NOTE G - STOCKHOLDERS' EQUITY
The Company has an Incentive Stock Option Plan allowing for the grant of up
to 6,075,000 shares of Common Stock for the benefit of the Company's key
employees. Options are granted at not less than 100% of the market value on
the date of the grant (110% in the case of a holder of more than 10% of the
outstanding shares) and are generally become exercisable within four years of
the date of the grant.
Information pertaining to the Incentive Stock Option Plan is summarized below:
Number of Shares Price Aggregate Options
Under Option Per Share Price Exercisable
Balance at ---------------- ------------ ----------- -----------
January 1, 1994 2,854,411 $0.54--$7.85 $13,582,362 1,481,207
Options granted 637,875 $7.70 =========== =========
Options exercised (167,123) $0.54--$6.15
Options terminated (4,388) $1.58--$7.85
Balance at ---------
December 31, 1994 3,320,775 $0.54--$7.85 $18,288,621 1,845,198
Options granted 661,125 $10.78-$15.50 =========== =========
Options exercised (1,174,236) $0.54-$ 7.85
Options terminated (20,960) $7.70-$13.33
Balance at ---------
December 31, 1995 2,786,704 $1.19-$15.50 $22,877,512 1,290,231
========= =========== =========
-14-
<PAGE>
CONCORD EFS, INC. AND SUBSIDIARIES
NOTES TO CONSOLIDATED FINANCIAL STATEMENTS - Continued
NOTE G - STOCKHOLDERS' EQUITY -Continued
On June 19, 1995, options to purchase 30,000 shares at $15.50 per share were
granted. On April 18, 1995, options to purchase 619,875 shares at $13.33 per
share were granted. On January 4, 1995, options to purchase 11,250 shares at
$10.78 per share were granted. On August 18, 1994, options to purchase
637,875 shares at $7.70 per share were granted.

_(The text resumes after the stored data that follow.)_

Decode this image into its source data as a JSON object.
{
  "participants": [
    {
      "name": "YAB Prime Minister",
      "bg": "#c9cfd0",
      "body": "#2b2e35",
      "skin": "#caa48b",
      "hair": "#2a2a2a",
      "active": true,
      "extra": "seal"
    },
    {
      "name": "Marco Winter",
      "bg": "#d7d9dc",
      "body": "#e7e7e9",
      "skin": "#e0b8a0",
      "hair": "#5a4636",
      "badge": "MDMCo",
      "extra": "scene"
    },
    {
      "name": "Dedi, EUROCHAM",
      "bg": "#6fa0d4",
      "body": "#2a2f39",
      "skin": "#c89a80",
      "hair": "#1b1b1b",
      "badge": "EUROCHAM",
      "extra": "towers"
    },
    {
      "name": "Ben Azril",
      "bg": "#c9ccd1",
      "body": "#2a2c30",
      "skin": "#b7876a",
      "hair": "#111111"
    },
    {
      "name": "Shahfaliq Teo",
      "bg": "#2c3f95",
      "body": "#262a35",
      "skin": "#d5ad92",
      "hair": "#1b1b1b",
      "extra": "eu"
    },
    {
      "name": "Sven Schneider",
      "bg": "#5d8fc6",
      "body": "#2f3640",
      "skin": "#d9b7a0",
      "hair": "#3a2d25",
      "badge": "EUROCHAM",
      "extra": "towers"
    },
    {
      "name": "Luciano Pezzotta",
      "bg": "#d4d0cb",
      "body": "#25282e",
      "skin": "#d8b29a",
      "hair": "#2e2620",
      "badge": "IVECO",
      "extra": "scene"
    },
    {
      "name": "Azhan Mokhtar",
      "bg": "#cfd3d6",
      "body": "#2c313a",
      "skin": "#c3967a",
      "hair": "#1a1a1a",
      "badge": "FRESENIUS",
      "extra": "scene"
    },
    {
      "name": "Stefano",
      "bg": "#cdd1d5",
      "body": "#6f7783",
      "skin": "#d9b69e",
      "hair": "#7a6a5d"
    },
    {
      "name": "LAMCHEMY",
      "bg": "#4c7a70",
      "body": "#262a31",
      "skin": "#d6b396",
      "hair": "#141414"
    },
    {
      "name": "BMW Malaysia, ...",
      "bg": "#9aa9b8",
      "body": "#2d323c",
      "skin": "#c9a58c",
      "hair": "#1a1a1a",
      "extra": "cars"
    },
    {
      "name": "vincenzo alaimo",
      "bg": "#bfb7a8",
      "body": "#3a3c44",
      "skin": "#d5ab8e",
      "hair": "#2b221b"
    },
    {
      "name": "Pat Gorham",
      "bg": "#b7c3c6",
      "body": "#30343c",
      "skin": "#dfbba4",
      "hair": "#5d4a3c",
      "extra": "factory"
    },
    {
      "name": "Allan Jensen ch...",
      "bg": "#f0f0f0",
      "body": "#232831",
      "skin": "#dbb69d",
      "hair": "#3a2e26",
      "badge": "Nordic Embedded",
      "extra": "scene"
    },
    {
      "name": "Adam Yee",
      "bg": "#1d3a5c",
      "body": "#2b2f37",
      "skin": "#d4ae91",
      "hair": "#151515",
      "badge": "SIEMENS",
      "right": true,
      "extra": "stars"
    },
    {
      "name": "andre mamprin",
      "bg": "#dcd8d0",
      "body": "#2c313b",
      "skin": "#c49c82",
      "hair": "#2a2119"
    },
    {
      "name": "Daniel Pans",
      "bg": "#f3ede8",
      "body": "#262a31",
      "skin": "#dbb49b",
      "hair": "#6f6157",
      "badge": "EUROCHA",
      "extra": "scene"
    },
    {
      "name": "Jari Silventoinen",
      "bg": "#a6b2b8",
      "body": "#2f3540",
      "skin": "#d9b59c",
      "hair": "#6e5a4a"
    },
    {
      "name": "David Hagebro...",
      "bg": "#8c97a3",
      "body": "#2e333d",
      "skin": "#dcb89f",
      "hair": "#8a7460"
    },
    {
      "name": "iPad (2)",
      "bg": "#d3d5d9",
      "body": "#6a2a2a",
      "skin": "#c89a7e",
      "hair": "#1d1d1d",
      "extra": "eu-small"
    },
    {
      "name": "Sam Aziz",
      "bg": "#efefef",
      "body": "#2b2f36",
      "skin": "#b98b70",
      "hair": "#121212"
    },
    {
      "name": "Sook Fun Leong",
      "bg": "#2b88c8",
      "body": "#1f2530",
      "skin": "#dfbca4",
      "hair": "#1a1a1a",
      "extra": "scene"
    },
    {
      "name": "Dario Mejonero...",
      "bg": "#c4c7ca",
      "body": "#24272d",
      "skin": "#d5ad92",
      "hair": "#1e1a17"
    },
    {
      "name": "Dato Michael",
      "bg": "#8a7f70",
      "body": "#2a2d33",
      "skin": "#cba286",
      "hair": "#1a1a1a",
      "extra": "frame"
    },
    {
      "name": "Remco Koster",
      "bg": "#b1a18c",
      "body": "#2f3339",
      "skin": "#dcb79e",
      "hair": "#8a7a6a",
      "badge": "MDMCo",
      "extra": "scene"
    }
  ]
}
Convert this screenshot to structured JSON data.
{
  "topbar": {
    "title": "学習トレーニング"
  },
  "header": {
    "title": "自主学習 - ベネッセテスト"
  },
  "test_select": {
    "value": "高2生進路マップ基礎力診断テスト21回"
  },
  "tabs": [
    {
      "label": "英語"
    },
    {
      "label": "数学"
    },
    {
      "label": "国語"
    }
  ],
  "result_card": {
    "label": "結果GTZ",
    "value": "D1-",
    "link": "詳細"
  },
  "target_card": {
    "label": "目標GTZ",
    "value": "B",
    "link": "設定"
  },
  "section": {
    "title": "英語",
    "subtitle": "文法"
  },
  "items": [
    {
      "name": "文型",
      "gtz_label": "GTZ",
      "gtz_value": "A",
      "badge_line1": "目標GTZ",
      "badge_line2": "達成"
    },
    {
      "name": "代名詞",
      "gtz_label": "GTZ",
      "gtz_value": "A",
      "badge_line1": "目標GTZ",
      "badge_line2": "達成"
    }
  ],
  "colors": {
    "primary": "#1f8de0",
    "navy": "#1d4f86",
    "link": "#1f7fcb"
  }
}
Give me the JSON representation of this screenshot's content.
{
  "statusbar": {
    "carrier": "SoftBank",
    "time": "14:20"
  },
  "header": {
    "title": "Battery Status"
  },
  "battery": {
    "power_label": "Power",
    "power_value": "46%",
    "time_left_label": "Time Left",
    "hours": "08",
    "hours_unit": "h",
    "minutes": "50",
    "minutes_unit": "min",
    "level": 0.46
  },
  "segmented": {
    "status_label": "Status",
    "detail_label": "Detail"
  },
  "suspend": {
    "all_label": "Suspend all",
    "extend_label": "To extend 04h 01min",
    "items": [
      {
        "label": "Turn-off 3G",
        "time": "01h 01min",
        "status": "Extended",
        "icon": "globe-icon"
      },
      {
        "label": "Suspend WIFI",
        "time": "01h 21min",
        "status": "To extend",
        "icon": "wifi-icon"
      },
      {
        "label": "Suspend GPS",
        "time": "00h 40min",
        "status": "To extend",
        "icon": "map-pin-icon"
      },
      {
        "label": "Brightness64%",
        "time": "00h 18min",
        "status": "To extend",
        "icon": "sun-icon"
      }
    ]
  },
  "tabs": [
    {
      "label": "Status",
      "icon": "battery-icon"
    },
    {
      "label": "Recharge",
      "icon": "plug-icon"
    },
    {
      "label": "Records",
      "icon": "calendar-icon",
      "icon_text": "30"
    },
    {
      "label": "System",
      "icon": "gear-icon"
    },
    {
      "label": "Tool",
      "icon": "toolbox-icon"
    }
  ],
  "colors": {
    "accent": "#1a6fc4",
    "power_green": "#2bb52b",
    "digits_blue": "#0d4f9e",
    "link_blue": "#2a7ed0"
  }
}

On December 15, 1995, the Board of Directors approved a three for two stock
split. Stockholders of record as of January 8, 1996 received additional
shares on January 18, 1996. The Board of Directors met on April 27, 1995 and
approved a three for two stock split. Stockholders of record as of May 8,
1995 received additional shares on May 22, 1995. The Board of Directors
approved a three for two stock split on August 18, 1994. Stockholders of
record as of September 6, 1994 received additional shares on September 16,
1994. Earnings per share, related per share data, stock options and stock
option prices have been restated to reflect stock splits declared through
January 18, 1996.
NOTE H - MAJOR CUSTOMER In the years ended December 31, 1995, 1994, and
December 31, 1993, one customer, which holds a 37% ownership interest in NEFTI
accounted for 4%, 4%, and 5% respectively, of revenues. Contract terms with
this customer are no less favorable to the Company than terms available to
other customers.
NOTE I - COMMITMENTS AND CONTINGENCIES
The Company is a party to various claims and litigation in the normal course
of business, none of which is expected to have a material effect on the
consolidated financial statements.
NOTE J - DEBT AND DIVIDEND RESTRICTIONS
In accordance with federal banking laws, certain restrictions exist regarding
the ability of the banking subsidiary to transfer funds to the Parent in the
form of cash dividends, loans or advances. The approval of certain
regulatory authorities is required to pay dividends in excess of earnings
retained in the current year plus retained net earnings for the preceding
two years. As of December 31, 1995, $35,007,856 of undistributed earnings
of the EFSNB, included in consolidated retained earnings, was available for
distribution to the Parent as dividends without prior regulatory approval.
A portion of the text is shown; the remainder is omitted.